Training LLMs using a Lance text dataset

Using a Lance text dataset for pre-training / fine-tuning a Large Language model is straightforward and memory-efficient. This example follows up on the Creating text dataset for LLM training using Lance example. Check it out if you haven’t already.

In this example, we will be training an LLM using 🤗 transformers on the tokenized “wikitext_500K” lance dataset we created in the aforementioned example.

Imports and Setup

Let’s setup our enviornment by doing all the necessary imports and defining a few basic things.

import numpy as np
import lance

import torch
from torch.utils.data import Dataset, DataLoader, Sampler

from transformers import AutoTokenizer, AutoModelForCausalLM

# We'll be training the pre-trained GPT2 model in this example
model_name = 'gpt2'
tokenizer = AutoTokenizer.from_pretrained(model_name)
model = AutoModelForCausalLM.from_pretrained(model_name)

# Also define some hyperparameters
lr = 3e-4
nb_epochs = 10
block_size = 1024
batch_size = 8
device = 'cuda:0'
dataset_path = 'wikitext_500K.lance'

Now that the basic setup is out of the way, let’s define our custom Dataset and a Sampler for streaming the tokens from our Lance dataset.

Data-loading Setup

We start by defining a utility function that will help us load any number of tokens from our lance dataset in a ‘chunk’.

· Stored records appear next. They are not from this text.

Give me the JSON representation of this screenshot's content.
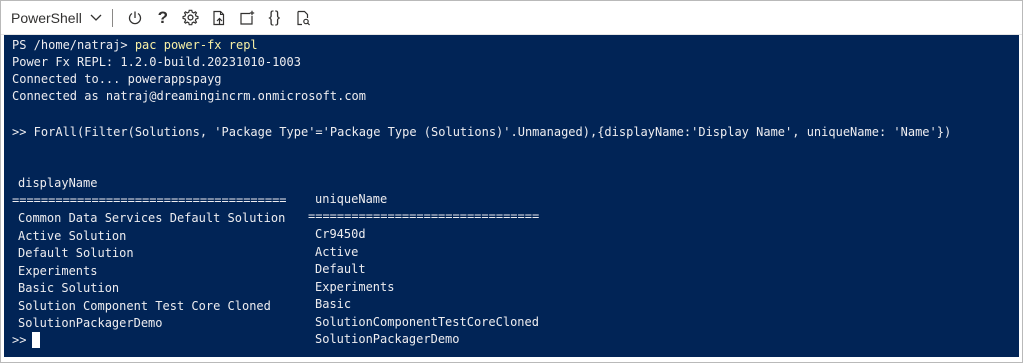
{
  "toolbar": {
    "shell_label": "PowerShell",
    "icons": [
      "chevron-down-icon",
      "power-icon",
      "help-icon",
      "gear-icon",
      "upload-icon",
      "new-session-icon",
      "editor-braces-icon",
      "web-preview-icon"
    ],
    "braces_glyph": "{}",
    "help_glyph": "?"
  },
  "terminal": {
    "prompt": "PS /home/natraj>",
    "command": "pac power-fx repl",
    "repl_version": "Power Fx REPL: 1.2.0-build.20231010-1003",
    "connected_to": "Connected to... powerappspayg",
    "connected_as": "Connected as natraj@dreamingincrm.onmicrosoft.com",
    "query": ">> ForAll(Filter(Solutions, 'Package Type'='Package Type (Solutions)'.Unmanaged),{displayName:'Display Name', uniqueName: 'Name'})",
    "table": {
      "headers": [
        "displayName",
        "uniqueName"
      ],
      "separators": [
        "======================================",
        "================================"
      ],
      "rows": [
        [
          "Common Data Services Default Solution",
          "Cr9450d"
        ],
        [
          "Active Solution",
          "Active"
        ],
        [
          "Default Solution",
          "Default"
        ],
        [
          "Experiments",
          "Experiments"
        ],
        [
          "Basic Solution",
          "Basic"
        ],
        [
          "Solution Component Test Core Cloned",
          "SolutionComponentTestCoreCloned"
        ],
        [
          "SolutionPackagerDemo",
          "SolutionPackagerDemo"
        ]
      ]
    },
    "final_prompt": ">>"
  },
  "colors": {
    "terminal_bg": "#012456",
    "terminal_fg": "#eeedf0",
    "command_highlight": "#f9f1a5"
  }
}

def from_indices(dataset, indices):
    """Load the elements on given indices from the dataset"""
    chunk = dataset.take(indices).to_pylist()
    chunk = list(map(lambda x: x['input_ids'], chunk))
    return chunk

Now let’s define our custom dataset and sampler for loading the tokens.

class LanceDataset(Dataset):
    def __init__(
        self,
        dataset_path,
        block_size,
    ):
        # Load the lance dataset from the saved path
        self.ds = lance.dataset(dataset_path)
        self.block_size = block_size

        # Doing this so the sampler never asks for an index at the end of text
        self.length = self.ds.count_rows() - block_size

    def __len__(self):
        return self.length

    def __getitem__(self, idx):
        """
        Generate a window of indices starting from the current idx to idx+block_size
        and return the tokens at those indices
        """
        window = np.arange(idx, idx + self.block_size)
        sample = from_indices(self.ds, window)

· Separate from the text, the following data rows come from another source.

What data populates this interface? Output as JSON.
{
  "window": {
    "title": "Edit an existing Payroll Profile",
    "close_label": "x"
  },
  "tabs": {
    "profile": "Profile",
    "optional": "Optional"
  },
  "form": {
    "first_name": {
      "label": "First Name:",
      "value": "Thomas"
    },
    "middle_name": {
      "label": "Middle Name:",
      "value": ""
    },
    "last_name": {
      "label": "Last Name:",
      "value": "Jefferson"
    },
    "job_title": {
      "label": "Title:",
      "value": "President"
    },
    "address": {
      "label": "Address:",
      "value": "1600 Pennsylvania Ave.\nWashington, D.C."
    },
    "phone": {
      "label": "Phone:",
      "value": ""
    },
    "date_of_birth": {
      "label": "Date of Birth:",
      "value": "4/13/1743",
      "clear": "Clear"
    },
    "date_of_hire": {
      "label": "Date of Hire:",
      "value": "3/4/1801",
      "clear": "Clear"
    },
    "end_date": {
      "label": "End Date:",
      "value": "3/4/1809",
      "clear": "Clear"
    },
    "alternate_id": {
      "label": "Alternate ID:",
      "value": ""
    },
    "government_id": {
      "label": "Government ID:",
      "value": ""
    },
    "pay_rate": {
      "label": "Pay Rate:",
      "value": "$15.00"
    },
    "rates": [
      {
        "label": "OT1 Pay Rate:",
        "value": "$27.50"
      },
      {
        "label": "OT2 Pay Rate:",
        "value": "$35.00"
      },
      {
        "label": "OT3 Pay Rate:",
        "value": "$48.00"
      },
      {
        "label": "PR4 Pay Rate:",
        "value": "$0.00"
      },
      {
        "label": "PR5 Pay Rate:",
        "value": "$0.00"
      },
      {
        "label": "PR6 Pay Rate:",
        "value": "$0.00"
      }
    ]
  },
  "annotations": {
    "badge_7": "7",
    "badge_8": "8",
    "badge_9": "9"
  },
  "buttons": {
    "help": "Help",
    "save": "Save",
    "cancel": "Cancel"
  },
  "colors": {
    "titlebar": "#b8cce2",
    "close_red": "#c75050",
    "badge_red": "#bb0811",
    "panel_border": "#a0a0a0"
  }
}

        return {"input_ids": torch.tensor(sample), "labels": torch.tensor(sample)}

When given a random index by the sampler, the dataset will load the next block_size() number of tokens starting from current index. This would in-essence form a sample as the loaded tokens would be causal.

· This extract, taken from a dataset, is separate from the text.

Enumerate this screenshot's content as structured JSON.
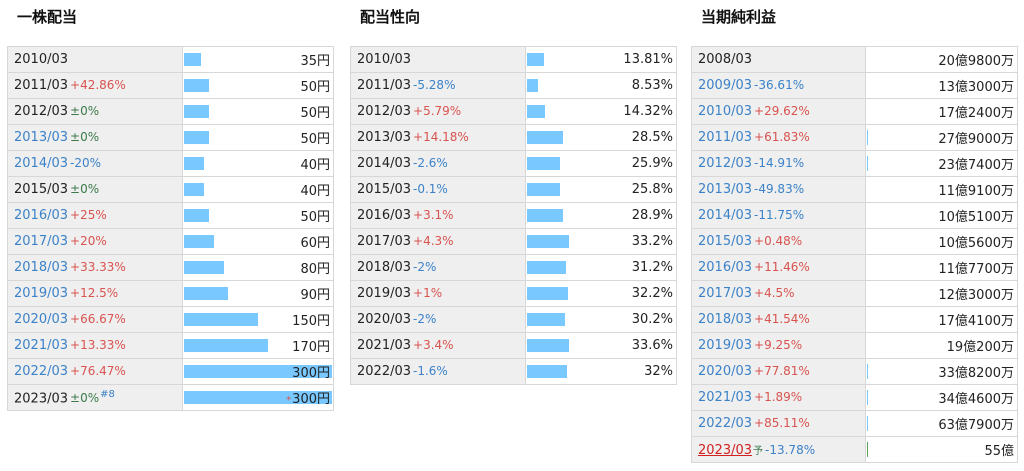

However we also need to make sure that the tokens we get from the dataset aren’t overlapping. Let’s understand this from an example:

Let’s say, for some arbitrary block size, during the training loop the dataset return the following tokens:

“Vienna is the capital of Austria” at index = 12 for sample #1, and,

“is the capital of Austria and” at index = 13 for sample #2, and so on

The problem here is that if we allow the dataloader to fetch the ‘samples’ for any arbitrary number of indices, they may overlap (as we see above). This is not good for the model as it may start to overfit after seeing sufficient overlapping tokens.

To solve this problem, we define a custom Sampler that only returns the indices that are ‘block_size’ apart from each other, ensuring that we don’t see any overlapping samples.

class LanceSampler(Sampler):
    r"""Samples tokens randomly but `block_size` indices apart.

    Args:
        data_source (Dataset): dataset to sample from
        block_size (int): minimum index distance between each random sample
    """

    def __init__(self, data_source, block_size=512):
        self.data_source = data_source
        self.num_samples = len(self.data_source)
        self.available_indices = list(range(0, self.num_samples, block_size))
        np.random.shuffle(self.available_indices)

    def __iter__(self):
        yield from self.available_indices

    def __len__(self) -> int:
        return len(self.available_indices)

Now when we fetch the tokens from our dataset with sampler being the LanceSampler(), all samples in all the batches that our model sees during the training are guaranteed to be non-overlapping.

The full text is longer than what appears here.